4. If the number that she predicts correctly does turn out to be statistically significant (with a

very small p-value), which of the following is a possible explanation for this result?

a) She really cannot predict correctly more often than not, and a surprising result occurred (she

got very lucky).

b) She really can predict correctly more often than not.

c) Either (a) or (b) are possible explanations for this result.

5. Reconsider the previous question. Now think about not possible explanations but plausible

explanations. Which is the more reasonable/believable explanation for the result?

a) She really cannot predict correctly more often than not, and a surprising result occurred (she

got very lucky).

b) She really can predict correctly more often than not.

c) Both (a) and (b) are equally plausible explanations.

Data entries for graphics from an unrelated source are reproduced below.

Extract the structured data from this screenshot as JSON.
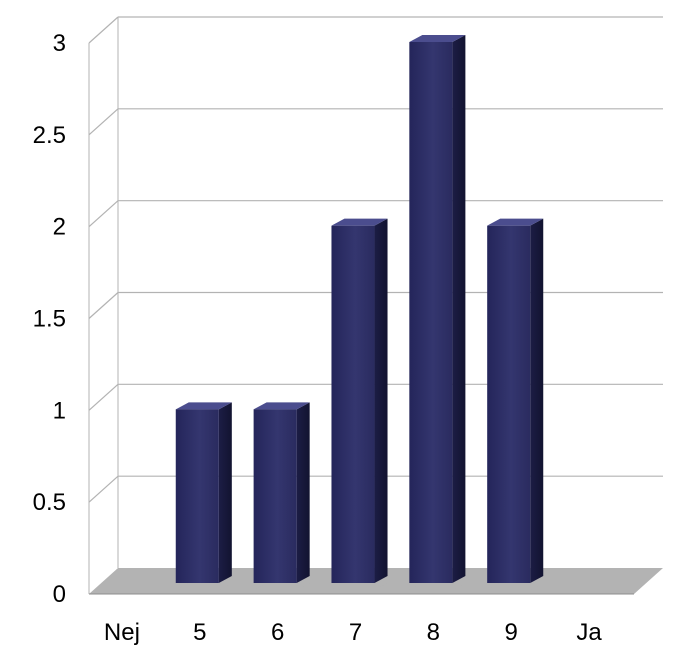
{
  "chart_data": {
    "type": "bar",
    "title": "",
    "xlabel": "",
    "ylabel": "",
    "categories": [
      "Nej",
      "5",
      "6",
      "7",
      "8",
      "9",
      "Ja"
    ],
    "values": [
      0,
      1,
      1,
      2,
      3,
      2,
      0
    ],
    "ylim": [
      0,
      3
    ],
    "yticks": [
      "0",
      "0.5",
      "1",
      "1.5",
      "2",
      "2.5",
      "3"
    ],
    "grid": true,
    "legend": "none",
    "colors": {
      "bar_front": "#2f3068",
      "bar_side": "#1a1b40",
      "bar_top": "#4b4d8e",
      "floor": "#b3b3b3",
      "floor_edge": "#8c8c8c",
      "grid": "#b3b3b3",
      "axis_text": "#000000"
    }
  }
}
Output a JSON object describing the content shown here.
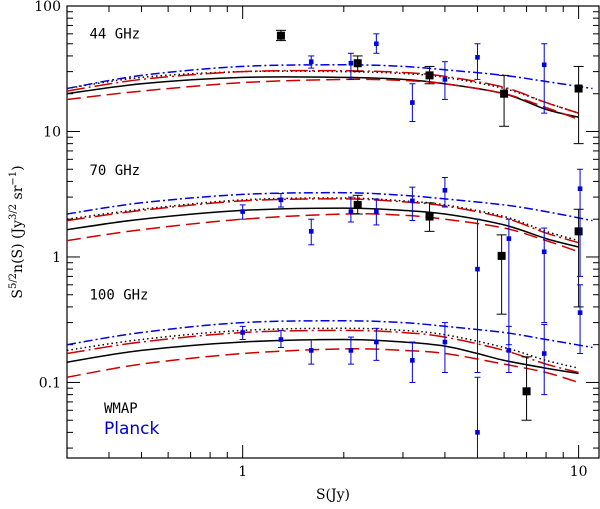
{
  "chart_data": {
    "type": "scatter",
    "title": "",
    "xlabel": "S(Jy)",
    "ylabel": {
      "prefix": "S",
      "prefix_exp": "5/2",
      "mid": "n(S)  (Jy",
      "mid_exp": "3/2",
      "suffix": " sr",
      "suffix_exp": "−1",
      "close": ")"
    },
    "xscale": "log",
    "yscale": "log",
    "xlim": [
      0.3,
      11.5
    ],
    "ylim": [
      0.025,
      100
    ],
    "x_ticks": [
      {
        "v": 1,
        "label": "1"
      },
      {
        "v": 10,
        "label": "10"
      }
    ],
    "y_ticks": [
      {
        "v": 0.1,
        "label": "0.1"
      },
      {
        "v": 1,
        "label": "1"
      },
      {
        "v": 10,
        "label": "10"
      },
      {
        "v": 100,
        "label": "100"
      }
    ],
    "panel_labels": [
      {
        "text": "44 GHz",
        "x": 0.35,
        "y": 55
      },
      {
        "text": "70 GHz",
        "x": 0.35,
        "y": 4.5
      },
      {
        "text": "100 GHz",
        "x": 0.35,
        "y": 0.46
      }
    ],
    "legend": [
      {
        "label": "WMAP",
        "color": "#000000"
      },
      {
        "label": "Planck",
        "color": "#0000cc"
      }
    ],
    "colors": {
      "black": "#000000",
      "blue": "#0000dd",
      "red": "#cc0000"
    },
    "series": [
      {
        "name": "WMAP 44 GHz",
        "marker": "square-large",
        "color": "#000000",
        "points": [
          {
            "x": 1.3,
            "y": 58,
            "lo": 53,
            "hi": 64
          },
          {
            "x": 2.2,
            "y": 35,
            "lo": 30,
            "hi": 40
          },
          {
            "x": 3.6,
            "y": 28,
            "lo": 24,
            "hi": 33
          },
          {
            "x": 6.0,
            "y": 20,
            "lo": 11,
            "hi": 28
          },
          {
            "x": 10.0,
            "y": 22,
            "lo": 8,
            "hi": 33
          }
        ]
      },
      {
        "name": "Planck 44 GHz",
        "marker": "square-small",
        "color": "#0000dd",
        "points": [
          {
            "x": 1.6,
            "y": 36,
            "lo": 32,
            "hi": 40
          },
          {
            "x": 2.1,
            "y": 35,
            "lo": 26,
            "hi": 42
          },
          {
            "x": 2.5,
            "y": 50,
            "lo": 42,
            "hi": 60
          },
          {
            "x": 3.2,
            "y": 17,
            "lo": 12,
            "hi": 24
          },
          {
            "x": 4.0,
            "y": 26,
            "lo": 18,
            "hi": 36
          },
          {
            "x": 5.0,
            "y": 39,
            "lo": 26,
            "hi": 50
          },
          {
            "x": 7.9,
            "y": 34,
            "lo": 14,
            "hi": 50
          }
        ]
      },
      {
        "name": "WMAP 70 GHz",
        "marker": "square-large",
        "color": "#000000",
        "points": [
          {
            "x": 2.2,
            "y": 2.6,
            "lo": 2.2,
            "hi": 3.1
          },
          {
            "x": 3.6,
            "y": 2.1,
            "lo": 1.6,
            "hi": 2.7
          },
          {
            "x": 5.9,
            "y": 1.02,
            "lo": 0.35,
            "hi": 1.5
          },
          {
            "x": 10.0,
            "y": 1.6,
            "lo": 0.4,
            "hi": 2.4
          }
        ]
      },
      {
        "name": "Planck 70 GHz",
        "marker": "square-small",
        "color": "#0000dd",
        "points": [
          {
            "x": 1.0,
            "y": 2.3,
            "lo": 2.0,
            "hi": 2.6
          },
          {
            "x": 1.3,
            "y": 2.85,
            "lo": 2.5,
            "hi": 3.2
          },
          {
            "x": 1.6,
            "y": 1.6,
            "lo": 1.25,
            "hi": 2.0
          },
          {
            "x": 2.1,
            "y": 2.3,
            "lo": 1.9,
            "hi": 3.0
          },
          {
            "x": 2.5,
            "y": 2.3,
            "lo": 1.8,
            "hi": 2.9
          },
          {
            "x": 3.2,
            "y": 2.8,
            "lo": 1.95,
            "hi": 3.6
          },
          {
            "x": 4.0,
            "y": 3.4,
            "lo": 2.5,
            "hi": 4.3
          },
          {
            "x": 5.0,
            "y": 0.8,
            "lo": 0.12,
            "hi": 2.0
          },
          {
            "x": 6.2,
            "y": 1.4,
            "lo": 0.2,
            "hi": 2.0
          },
          {
            "x": 7.9,
            "y": 1.1,
            "lo": 0.3,
            "hi": 1.7
          },
          {
            "x": 10.1,
            "y": 3.5,
            "lo": 0.7,
            "hi": 5.0
          }
        ]
      },
      {
        "name": "Planck 100 GHz",
        "marker": "square-small",
        "color": "#0000dd",
        "points": [
          {
            "x": 1.0,
            "y": 0.25,
            "lo": 0.22,
            "hi": 0.28
          },
          {
            "x": 1.3,
            "y": 0.22,
            "lo": 0.19,
            "hi": 0.26
          },
          {
            "x": 1.6,
            "y": 0.18,
            "lo": 0.14,
            "hi": 0.22
          },
          {
            "x": 2.1,
            "y": 0.18,
            "lo": 0.14,
            "hi": 0.23
          },
          {
            "x": 2.5,
            "y": 0.21,
            "lo": 0.15,
            "hi": 0.27
          },
          {
            "x": 3.2,
            "y": 0.15,
            "lo": 0.1,
            "hi": 0.21
          },
          {
            "x": 4.0,
            "y": 0.21,
            "lo": 0.12,
            "hi": 0.3
          },
          {
            "x": 5.0,
            "y": 0.04,
            "lo": 0.025,
            "hi": 0.11
          },
          {
            "x": 6.2,
            "y": 0.18,
            "lo": 0.12,
            "hi": 0.28
          },
          {
            "x": 7.9,
            "y": 0.17,
            "lo": 0.08,
            "hi": 0.29
          },
          {
            "x": 10.1,
            "y": 0.36,
            "lo": 0.17,
            "hi": 0.6
          }
        ]
      },
      {
        "name": "WMAP 100 GHz",
        "marker": "square-large",
        "color": "#000000",
        "points": [
          {
            "x": 7.0,
            "y": 0.085,
            "lo": 0.05,
            "hi": 0.16
          }
        ]
      }
    ],
    "model_curves": [
      {
        "band": "44 GHz",
        "style": "solid",
        "color": "#000000",
        "x": [
          0.3,
          0.5,
          1.0,
          2.0,
          3.0,
          4.0,
          6.0,
          8.0,
          10.0
        ],
        "y": [
          20,
          24,
          27,
          27,
          26,
          24,
          20,
          15,
          13
        ]
      },
      {
        "band": "44 GHz",
        "style": "dotted",
        "color": "#000000",
        "x": [
          0.3,
          0.5,
          1.0,
          2.0,
          3.0,
          4.0,
          6.0,
          8.0,
          10.0
        ],
        "y": [
          22,
          27,
          30,
          30,
          29,
          27,
          22,
          17,
          14
        ]
      },
      {
        "band": "44 GHz",
        "style": "dash-dot",
        "color": "#0000dd",
        "x": [
          0.3,
          0.5,
          1.0,
          2.0,
          3.0,
          4.0,
          6.0,
          8.0,
          11.0
        ],
        "y": [
          22,
          28,
          33,
          34,
          33,
          31,
          28,
          25,
          22
        ]
      },
      {
        "band": "44 GHz",
        "style": "dashed",
        "color": "#cc0000",
        "x": [
          0.3,
          0.5,
          1.0,
          2.0,
          3.0,
          4.0,
          6.0,
          8.0,
          10.0
        ],
        "y": [
          18,
          21,
          24.5,
          26,
          25.5,
          24,
          20,
          15.5,
          12.5
        ]
      },
      {
        "band": "44 GHz",
        "style": "long-dash-dot",
        "color": "#cc0000",
        "x": [
          0.3,
          0.5,
          1.0,
          2.0,
          3.0,
          4.0,
          6.0,
          8.0,
          10.0
        ],
        "y": [
          21,
          26,
          30,
          30.5,
          29.5,
          27.5,
          22.5,
          17,
          14
        ]
      },
      {
        "band": "70 GHz",
        "style": "solid",
        "color": "#000000",
        "x": [
          0.3,
          0.5,
          1.0,
          2.0,
          3.0,
          4.0,
          6.0,
          8.0,
          10.0
        ],
        "y": [
          1.65,
          2.0,
          2.35,
          2.45,
          2.35,
          2.2,
          1.8,
          1.4,
          1.2
        ]
      },
      {
        "band": "70 GHz",
        "style": "dotted",
        "color": "#000000",
        "x": [
          0.3,
          0.5,
          1.0,
          2.0,
          3.0,
          4.0,
          6.0,
          8.0,
          10.0
        ],
        "y": [
          2.0,
          2.4,
          2.85,
          2.95,
          2.8,
          2.6,
          2.1,
          1.6,
          1.35
        ]
      },
      {
        "band": "70 GHz",
        "style": "dash-dot",
        "color": "#0000dd",
        "x": [
          0.3,
          0.5,
          1.0,
          2.0,
          3.0,
          4.0,
          6.0,
          8.0,
          11.0
        ],
        "y": [
          2.2,
          2.7,
          3.15,
          3.25,
          3.1,
          2.9,
          2.6,
          2.3,
          1.95
        ]
      },
      {
        "band": "70 GHz",
        "style": "dashed",
        "color": "#cc0000",
        "x": [
          0.3,
          0.5,
          1.0,
          2.0,
          3.0,
          4.0,
          6.0,
          8.0,
          10.0
        ],
        "y": [
          1.35,
          1.65,
          2.0,
          2.2,
          2.15,
          2.0,
          1.7,
          1.35,
          1.1
        ]
      },
      {
        "band": "70 GHz",
        "style": "long-dash-dot",
        "color": "#cc0000",
        "x": [
          0.3,
          0.5,
          1.0,
          2.0,
          3.0,
          4.0,
          6.0,
          8.0,
          10.0
        ],
        "y": [
          1.95,
          2.35,
          2.8,
          2.9,
          2.75,
          2.55,
          2.05,
          1.55,
          1.3
        ]
      },
      {
        "band": "100 GHz",
        "style": "solid",
        "color": "#000000",
        "x": [
          0.3,
          0.5,
          1.0,
          2.0,
          3.0,
          4.0,
          5.0,
          6.0,
          8.0,
          10.0
        ],
        "y": [
          0.145,
          0.18,
          0.21,
          0.22,
          0.21,
          0.195,
          0.17,
          0.15,
          0.13,
          0.118
        ]
      },
      {
        "band": "100 GHz",
        "style": "dotted",
        "color": "#000000",
        "x": [
          0.3,
          0.5,
          1.0,
          2.0,
          3.0,
          4.0,
          6.0,
          8.0,
          10.0
        ],
        "y": [
          0.18,
          0.22,
          0.26,
          0.27,
          0.26,
          0.24,
          0.19,
          0.15,
          0.13
        ]
      },
      {
        "band": "100 GHz",
        "style": "dash-dot",
        "color": "#0000dd",
        "x": [
          0.3,
          0.5,
          1.0,
          2.0,
          3.0,
          4.0,
          6.0,
          8.0,
          11.0
        ],
        "y": [
          0.2,
          0.25,
          0.3,
          0.31,
          0.3,
          0.28,
          0.25,
          0.22,
          0.19
        ]
      },
      {
        "band": "100 GHz",
        "style": "dashed",
        "color": "#cc0000",
        "x": [
          0.3,
          0.5,
          1.0,
          2.0,
          3.0,
          4.0,
          6.0,
          8.0,
          10.0
        ],
        "y": [
          0.11,
          0.14,
          0.17,
          0.185,
          0.18,
          0.17,
          0.14,
          0.12,
          0.1
        ]
      },
      {
        "band": "100 GHz",
        "style": "long-dash-dot",
        "color": "#cc0000",
        "x": [
          0.3,
          0.5,
          1.0,
          2.0,
          3.0,
          4.0,
          6.0,
          8.0,
          10.0
        ],
        "y": [
          0.17,
          0.21,
          0.25,
          0.26,
          0.25,
          0.23,
          0.18,
          0.14,
          0.12
        ]
      }
    ]
  }
}
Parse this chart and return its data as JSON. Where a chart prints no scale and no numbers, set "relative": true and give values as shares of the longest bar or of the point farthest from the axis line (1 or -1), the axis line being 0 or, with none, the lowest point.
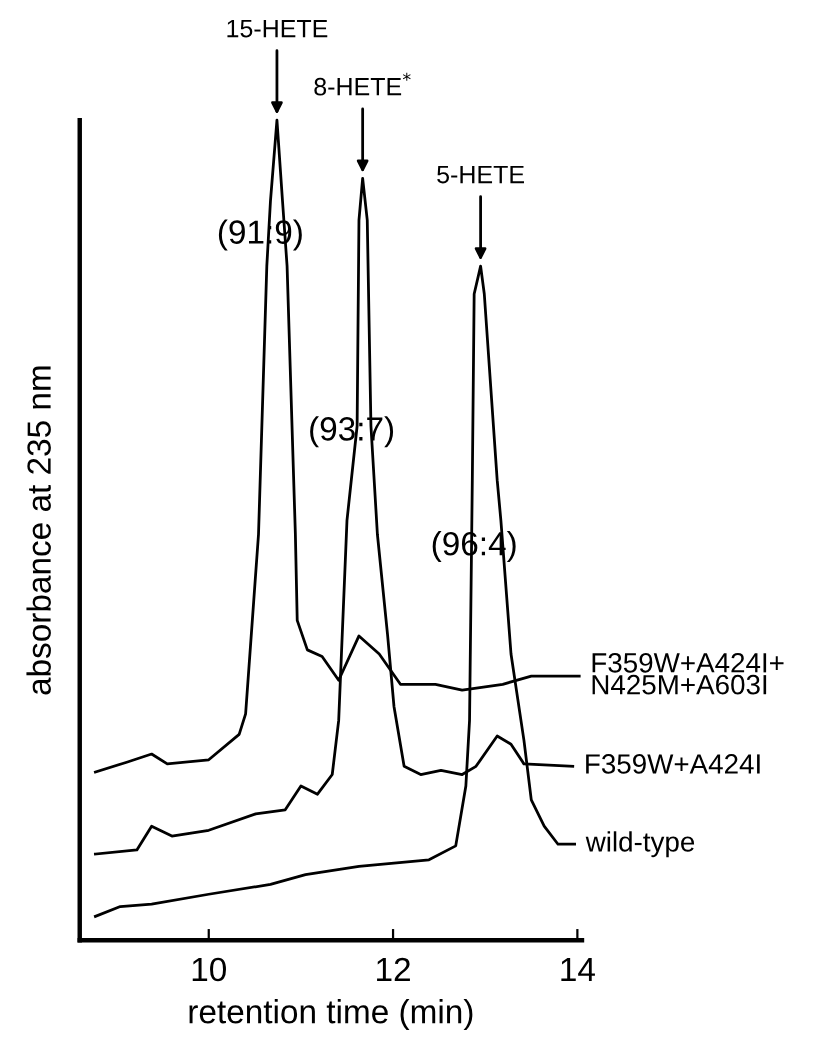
{
  "chart_data": {
    "type": "line",
    "xlabel": "retention time (min)",
    "ylabel": "absorbance at 235 nm",
    "relative": true,
    "xlim": [
      8.6,
      14.05
    ],
    "xticks": [
      10,
      12,
      14
    ],
    "grid": false,
    "legend": false,
    "marker": "none",
    "line_style": "solid",
    "series": [
      {
        "name": "F359W+A424I+\nN425M+A603I",
        "color": "#000000",
        "x": [
          8.77,
          9.11,
          9.38,
          9.55,
          10.0,
          10.33,
          10.4,
          10.54,
          10.63,
          10.67,
          10.74,
          10.8,
          10.85,
          10.94,
          10.96,
          11.07,
          11.23,
          11.41,
          11.63,
          11.85,
          12.08,
          12.46,
          12.75,
          13.19,
          13.5,
          14.02
        ],
        "values": [
          0.205,
          0.217,
          0.227,
          0.215,
          0.22,
          0.251,
          0.276,
          0.495,
          0.822,
          0.902,
          1.0,
          0.902,
          0.822,
          0.495,
          0.39,
          0.354,
          0.346,
          0.317,
          0.371,
          0.349,
          0.312,
          0.312,
          0.305,
          0.312,
          0.322,
          0.322
        ]
      },
      {
        "name": "F359W+A424I",
        "color": "#000000",
        "x": [
          8.77,
          9.22,
          9.38,
          9.6,
          10.0,
          10.51,
          10.83,
          11.0,
          11.18,
          11.34,
          11.41,
          11.5,
          11.61,
          11.63,
          11.67,
          11.72,
          11.76,
          11.83,
          11.94,
          12.01,
          12.12,
          12.3,
          12.52,
          12.75,
          12.9,
          13.13,
          13.28,
          13.42,
          13.95
        ],
        "values": [
          0.105,
          0.11,
          0.139,
          0.127,
          0.134,
          0.154,
          0.159,
          0.188,
          0.178,
          0.202,
          0.268,
          0.512,
          0.627,
          0.878,
          0.929,
          0.878,
          0.627,
          0.495,
          0.373,
          0.285,
          0.212,
          0.202,
          0.207,
          0.202,
          0.212,
          0.249,
          0.239,
          0.215,
          0.212
        ]
      },
      {
        "name": "wild-type",
        "color": "#000000",
        "x": [
          8.77,
          9.04,
          9.38,
          10.0,
          10.67,
          11.05,
          11.63,
          12.39,
          12.68,
          12.79,
          12.83,
          12.86,
          12.88,
          12.95,
          12.99,
          13.13,
          13.17,
          13.28,
          13.42,
          13.5,
          13.64,
          13.79,
          13.97
        ],
        "values": [
          0.029,
          0.041,
          0.044,
          0.056,
          0.068,
          0.08,
          0.09,
          0.098,
          0.115,
          0.188,
          0.268,
          0.561,
          0.788,
          0.822,
          0.788,
          0.561,
          0.512,
          0.349,
          0.244,
          0.171,
          0.139,
          0.117,
          0.117
        ]
      }
    ],
    "annotations": [
      {
        "text": "15-HETE",
        "x": 10.74,
        "y": 1.0
      },
      {
        "text": "8-HETE$^{*}$",
        "x": 11.67,
        "y": 0.929
      },
      {
        "text": "5-HETE",
        "x": 12.95,
        "y": 0.822
      },
      "(91:9)",
      "(93:7)",
      "(96:4)"
    ]
  }
}
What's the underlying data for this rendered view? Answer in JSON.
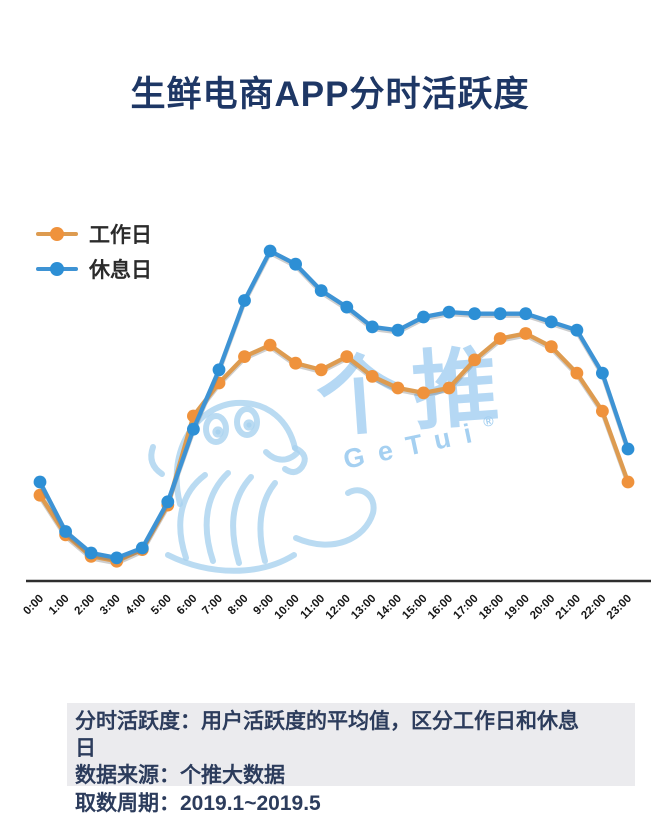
{
  "title": "生鲜电商APP分时活跃度",
  "watermark": {
    "brand_cn": "个推",
    "brand_en": "GeTui",
    "registered": "®",
    "color": "#a9d2ef"
  },
  "chart_data": {
    "type": "line",
    "title": "生鲜电商APP分时活跃度",
    "x_labels": [
      "0:00",
      "1:00",
      "2:00",
      "3:00",
      "4:00",
      "5:00",
      "6:00",
      "7:00",
      "8:00",
      "9:00",
      "10:00",
      "11:00",
      "12:00",
      "13:00",
      "14:00",
      "15:00",
      "16:00",
      "17:00",
      "18:00",
      "19:00",
      "20:00",
      "21:00",
      "22:00",
      "23:00"
    ],
    "xlabel": "",
    "ylabel": "",
    "ylim": [
      0,
      105
    ],
    "grid": false,
    "y_axis_shown": false,
    "legend_position": "top-left",
    "axis_color": "#2e2e2e",
    "series": [
      {
        "name": "工作日",
        "color": "#ef923c",
        "line_color": "#dd9b50",
        "values": [
          26,
          14,
          7.5,
          6,
          9.5,
          23,
          50,
          60,
          68,
          71.5,
          66,
          64,
          68,
          62,
          58.5,
          57,
          58.5,
          67,
          73.5,
          75,
          71,
          63,
          51.5,
          30
        ]
      },
      {
        "name": "休息日",
        "color": "#2d8fd5",
        "line_color": "#3e93d4",
        "values": [
          30,
          15,
          8.5,
          7,
          10,
          24,
          46,
          64,
          85,
          100,
          96,
          88,
          83,
          77,
          76,
          80,
          81.5,
          81,
          81,
          81,
          78.5,
          76,
          63,
          40
        ]
      }
    ]
  },
  "footer": {
    "definition_line1": "分时活跃度：用户活跃度的平均值，区分工作日和休息",
    "definition_line2": "日",
    "source": "数据来源：个推大数据",
    "period": "取数周期：2019.1~2019.5"
  }
}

6. For each of the following interpretations of p-value, indicate (by circling) whether it is valid or

invalid.

a) A p-value is the probability that she can not predict correctly more often than not.

b) A p-value is the probability that she can predict correctly more often than not.

c) A p-value is the probability that she would get more than half of her predictions correct.

d) A p-value is the probability that she would get a result as extreme as she actually did if she

were just guessing.

e) The p-value is the probability that she correctly predicts the outcome of the election.

7. Suppose that the study produces a very small p-value. Which is a legitimate interpretation of

this p-value? (You may circle multiple interpretations here.)

a) Results like hers would rarely occur if the experiment had been conducted properly.

b) Results like hers would rarely occur if the null model were true.

c) Results like hers would rarely occur if she was able to predict correctly more often than not.

d) Results like hers are very unlikely to occur.

8. Suppose that she gets 11 out of the 20 predictions correct, which produces a p-value of .412.

Fill in the blanks in the following interpretation of this p-value:

This p-value says that in _____ % of ______, she will get ______

correct predictions, assuming ______.